By the end of the week, I was exhausted from driving. Not because I did all of it—my companion could not drive a stick-shift—but because of the winding, twisting roads that switched back and hair-pinned through dark cavernous tunnels hundreds of years old and turned corners to face down cliffs that dropped 500 feet, sometimes more, into an abyss I couldn’t even see. Often there was nothing between the car and the ocean below but a cement pylon no bigger than a block of dry ice. I clutched the wheel like a life preserver. I shifted gears quickly because I feared having only one hand on the wheel. I mumbled to myself that there was no cliff, that trees or a road bed would protect a fall. Once, I had driven towards one of those ancient rock-walled tunnels without realizing that the road, just wide enough for one car, was closed, blocked by fallen rocks. I maneuvered a ten-point U-turn facing a crumbling shoulder, a sheer sea cliff ten stories high, and the wide, rough ocean. Each time I shifted into first I worried that I would gun the engine and find myself slipping down the side of the mountain into the rocky shore below, Toonces-style.

Later, in a small village, cross-traffic forced me to stop just below the crest of a hill. The streets were wet from rain and my left front tire was on a metal grate. When I shifted into gear, the wheels spun. A woman emerged from her home to investigate the smell of burning rubber. I let out the brake and rolled backwards down a windy road between two rock walls while wishing I hadn’t refused the CDW. Eventually I managed to get the car moving and surged through the intersection in the blind hope there would be no cross traffic.
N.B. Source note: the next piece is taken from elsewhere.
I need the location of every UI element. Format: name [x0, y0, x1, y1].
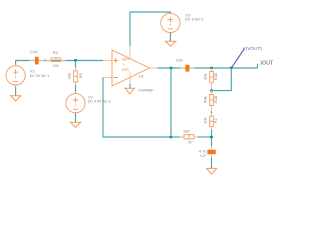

We stole away from Madeira in the middle of a clear night. A sleepy-eyed night clerk roused himself from a wicker sofa long enough to watch us through glass lobby doors. The storms, for the nonce, had abated and the seas were calm, a gentle rustle over the rocky shore. For only the second time in a week I could see stars. The yellow lights of Funchal guided me to the airport; I pretended each lamp was the sun that had spent the week eluding me. Despite the stormy seas and the wind and the sleet and the hail and the rain and the paralyzing heights, I felt a little sad as the plane took off into a bright, blue sky. The sun was rising. It was going to be a beautiful day in Madeira.